We compared the risk discrimination conferred by the rs10490770 risk allele on COVID-19 severity with that observed for other established COVID-19 risk factors. To do so, we used multivariate regression in individuals of European ancestry with complete ascertainment of clinical risk factors. rs10490770 risk allele carrier status was independent of other risk factors (Figure 4A, Supplementary Table 8) when examining the association with death or severe respiratory failure (OR 2·0, 95%CI 1·7-2·4, p=4·7×10−13, frequency of risk allele carriers 14·6%, Cases / Controls = 834 / 6,454). The effect sizes were comparable, or larger, than those of other known risk factors such as DM (OR 1·9, 95%CI 1·6-2·4, p=6·2×10−12, frequency of DM 12·3%). Stronger effects were observed amongst individuals ≤60 years (risk allele carrier status: OR 4·0, 95%CI 2·6-6·2, p=1·3×10−10, Cases / Controls = 128 / 2,348) relative to DM (OR 2·3, 95%CI 1·3-4·2, p=5·7×10−3, frequency of DM: 5·5%) (Figure 4A, Supplementary Table 8).

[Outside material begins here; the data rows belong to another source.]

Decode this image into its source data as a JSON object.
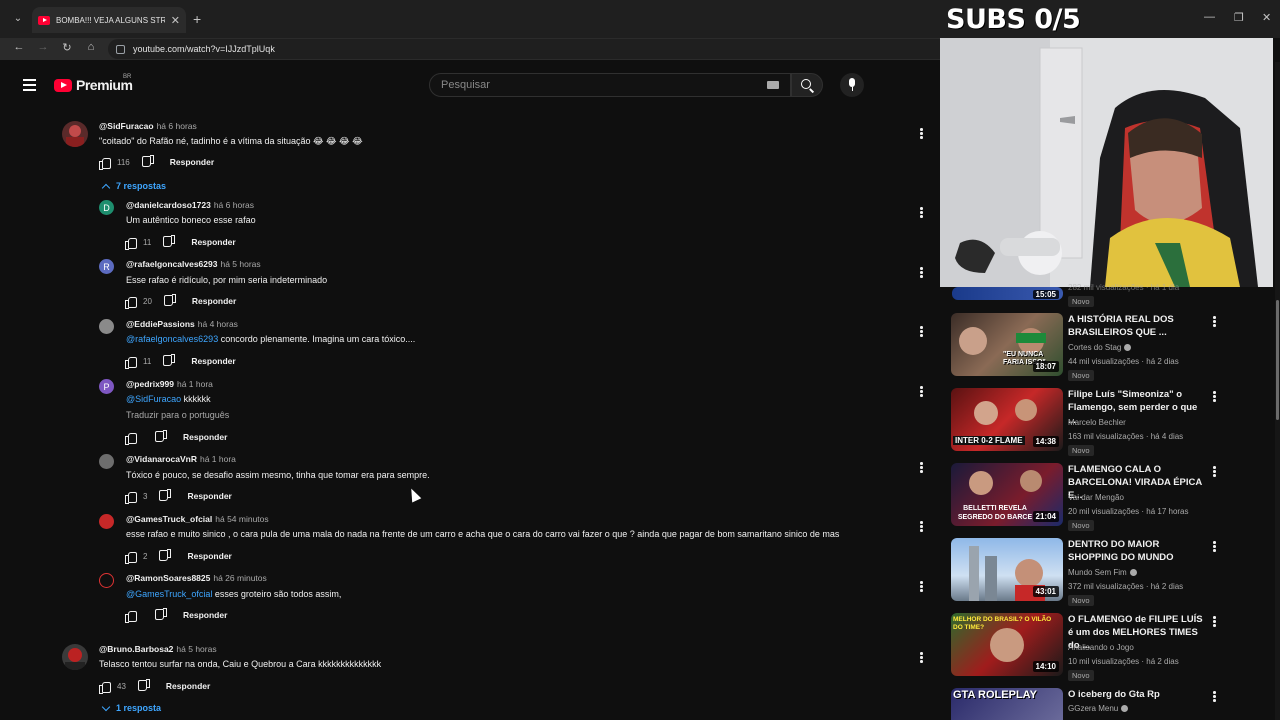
{
  "browser": {
    "tab_title": "BOMBA!!! VEJA ALGUNS STREA...",
    "tab_close": "✕",
    "new_tab": "+",
    "url": "youtube.com/watch?v=IJJzdTplUqk",
    "controls": {
      "minimize": "—",
      "restore": "❐",
      "close": "✕"
    }
  },
  "overlay": {
    "subs": "SUBS 0/5"
  },
  "masthead": {
    "logo": "Premium",
    "region": "BR",
    "search_placeholder": "Pesquisar"
  },
  "comments": [
    {
      "author": "@SidFuracao",
      "time": "há 6 horas",
      "text": "\"coitado\" do Rafão né, tadinho é a vítima da situação 😂 😂 😂 😂",
      "likes": "116",
      "reply": "Responder",
      "replies_toggle": "7 respostas"
    },
    {
      "author": "@danielcardoso1723",
      "time": "há 6 horas",
      "text": "Um autêntico boneco esse rafao",
      "likes": "11",
      "reply": "Responder",
      "initial": "D"
    },
    {
      "author": "@rafaelgoncalves6293",
      "time": "há 5 horas",
      "text": "Esse rafao é ridículo, por mim seria indeterminado",
      "likes": "20",
      "reply": "Responder",
      "initial": "R"
    },
    {
      "author": "@EddiePassions",
      "time": "há 4 horas",
      "mention": "@rafaelgoncalves6293",
      "text": " concordo plenamente. Imagina um cara tóxico....",
      "likes": "11",
      "reply": "Responder"
    },
    {
      "author": "@pedrix999",
      "time": "há 1 hora",
      "mention": "@SidFuracao",
      "text": "  kkkkkk",
      "translate": "Traduzir para o português",
      "likes": "",
      "reply": "Responder",
      "initial": "P"
    },
    {
      "author": "@VidanarocaVnR",
      "time": "há 1 hora",
      "text": "Tóxico é pouco, se desafio assim mesmo, tinha que tomar era para sempre.",
      "likes": "3",
      "reply": "Responder"
    },
    {
      "author": "@GamesTruck_ofcial",
      "time": "há 54 minutos",
      "text": "esse rafao e muito sinico , o cara pula de uma mala do nada na frente de um carro e acha que o cara do carro vai fazer o que ?  ainda que pagar de bom samaritano sinico de mas",
      "likes": "2",
      "reply": "Responder"
    },
    {
      "author": "@RamonSoares8825",
      "time": "há 26 minutos",
      "mention": "@GamesTruck_ofcial",
      "text": " esses groteiro são todos assim,",
      "likes": "",
      "reply": "Responder"
    },
    {
      "author": "@Bruno.Barbosa2",
      "time": "há 5 horas",
      "text": "Telasco tentou surfar na onda, Caiu e Quebrou a Cara  kkkkkkkkkkkkkk",
      "likes": "43",
      "reply": "Responder",
      "replies_toggle": "1 resposta"
    }
  ],
  "sidebar": {
    "partial": {
      "duration": "15:05",
      "meta": "282 mil visualizações · há 1 dia",
      "badge": "Novo"
    },
    "videos": [
      {
        "title": "A HISTÓRIA REAL DOS BRASILEIROS QUE ...",
        "channel": "Cortes do Stag",
        "meta": "44 mil visualizações · há 2 dias",
        "badge": "Novo",
        "duration": "18:07",
        "thumb_text": "\"EU NUNCA FARIA ISSO\""
      },
      {
        "title": "Filipe Luís \"Simeoniza\" o Flamengo, sem perder o que ...",
        "channel": "Marcelo Bechler",
        "meta": "163 mil visualizações · há 4 dias",
        "badge": "Novo",
        "duration": "14:38",
        "thumb_text": "INTER 0-2 FLAME"
      },
      {
        "title": "FLAMENGO CALA O BARCELONA! VIRADA ÉPICA E...",
        "channel": "Vai dar Mengão",
        "meta": "20 mil visualizações · há 17 horas",
        "badge": "Novo",
        "duration": "21:04",
        "thumb_text": "BELLETTI REVELA SEGREDO DO BARCE"
      },
      {
        "title": "DENTRO DO MAIOR SHOPPING DO MUNDO",
        "channel": "Mundo Sem Fim",
        "meta": "372 mil visualizações · há 2 dias",
        "badge": "Novo",
        "duration": "43:01",
        "thumb_text": ""
      },
      {
        "title": "O FLAMENGO de FILIPE LUÍS é um dos MELHORES TIMES do ...",
        "channel": "Analisando o Jogo",
        "meta": "10 mil visualizações · há 2 dias",
        "badge": "Novo",
        "duration": "14:10",
        "thumb_text": "MELHOR DO BRASIL? O VILÃO DO TIME?"
      },
      {
        "title": "O iceberg do Gta Rp",
        "channel": "GGzera Menu",
        "meta": "",
        "badge": "",
        "duration": "",
        "thumb_text": "GTA ROLEPLAY"
      }
    ]
  },
  "colors": {
    "bg": "#0f0f0f",
    "accent": "#ff0033",
    "link": "#3ea6ff"
  }
}
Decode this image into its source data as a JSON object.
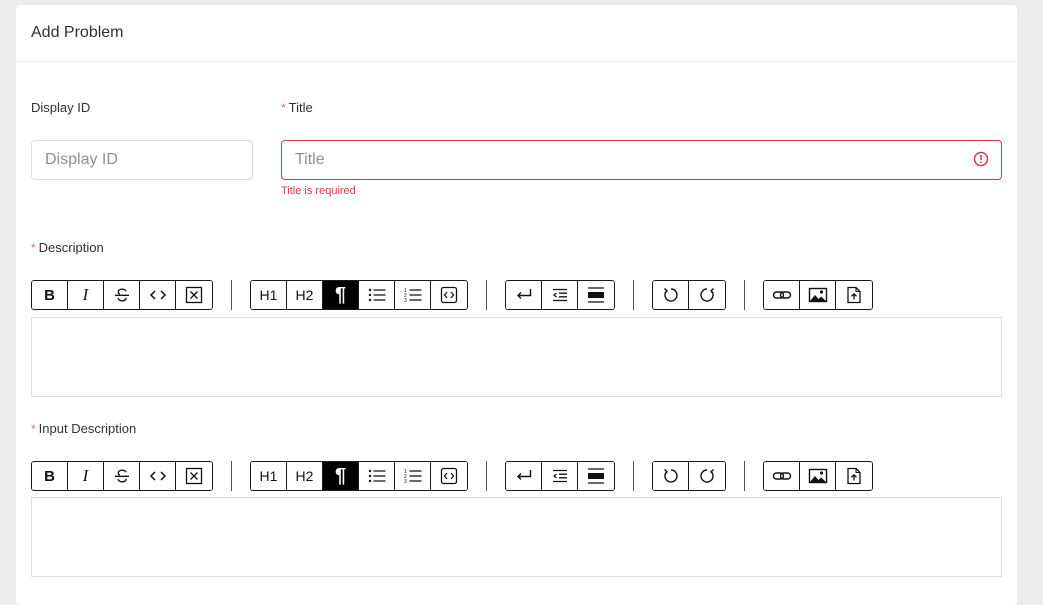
{
  "header": {
    "title": "Add Problem"
  },
  "display_id": {
    "label": "Display ID",
    "placeholder": "Display ID"
  },
  "title_field": {
    "required_mark": "*",
    "label": "Title",
    "placeholder": "Title",
    "error": "Title is required",
    "error_color": "#d03a4e"
  },
  "description": {
    "required_mark": "*",
    "label": "Description"
  },
  "input_description": {
    "required_mark": "*",
    "label": "Input Description"
  },
  "toolbar": {
    "bold": "B",
    "italic": "I",
    "h1": "H1",
    "h2": "H2",
    "paragraph": "¶",
    "icons": [
      "bold-icon",
      "italic-icon",
      "strikethrough-icon",
      "code-icon",
      "clear-format-icon",
      "h1",
      "h2",
      "paragraph-icon",
      "bullet-list-icon",
      "ordered-list-icon",
      "code-block-icon",
      "hard-break-icon",
      "outdent-icon",
      "horizontal-rule-icon",
      "undo-icon",
      "redo-icon",
      "link-icon",
      "image-icon",
      "file-upload-icon"
    ]
  }
}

Consistent with the results from multivariate regression, adding rs10490770 genotype to non-genetic risk factors improved discrimination for death or severe respiratory failure amongst ≤ 60 years (AUC: 0·82 vs 0·84, p=0·016 and NRI 0·45, p=6·5×10−8, Table 3), and the performance of risk discrimination was similar to, or better than, most of established risk factors included in the study (Figure 4B, Supplementary Table 9).
Meta-analyses
We meta-analyzed the European ancestry results presented above with those of non-European ancestry participants and two external cohorts. We confirmed similar effects in the associations with mortality (Supplementary Figure 4), COVID-19 severity (Supplementary Figure 5), COVID-19 complications (Supplementary Figure 6) and age-dependent effects (Supplementary Figure 7). Given the small sample size of non-European participants, we lacked sufficient statistical power to investigate whether the association between rs10490770 risk allele carriers and COVID-19 outcomes was different when comparing individuals of non-European and European ancestry.
Sensitivity analysis
Last, we performed several sensitivities analyses to evaluate the robustness of our results. First, we removed the study variables from the covariates and instead included the top five PCs (Supplementary Table 10-11). Second, we included participating studies themselves either as fixed or random effects (Supplementary Table 10-11). Third, we restricted to individuals of European descent from UKB, a cohort which was not developed to study COVID-19 and thus is less prone to selection bias. These UKB analyses generated similar results (Supplementary Table 12). Fourth, we explored different cut-offs for age-stratified analyses (Supplementary Table 13). Last, we excluded related individuals (Supplementary Table 14). All sensitivity analyses were consistent with the results from the main analyses.
Discussion
Combining individual-level data from 13,424 individuals ascertained for COVID-19 outcomes from 17 cohorts in nine countries, we found that the major genetic risk factor for severe COVID-19 on chromosome 3 was strongly associated with COVID-19 related mortality and clinical complications such as respiratory failure and venous thromboembolism. Effect sizes were considerably larger in individuals ≤60 years and this genetic risk factor was similar in magnitude, and often more common, than most established clinical risk factors. These findings suggest that this genetic variant should be considered in risk stratification for COVID-19 outcomes.
The risk allele is common. We estimated that 15·6% of individuals of European ancestry are risk allele carriers at rs10490770. Further, 10·0% of Latinx/Admixed Americans, 2·4% of African/African-American, 62·0% of South Asians and 0·4% of East Asians are risk allele carriers15. Consequently, a large proportion of individuals carry this risk factor.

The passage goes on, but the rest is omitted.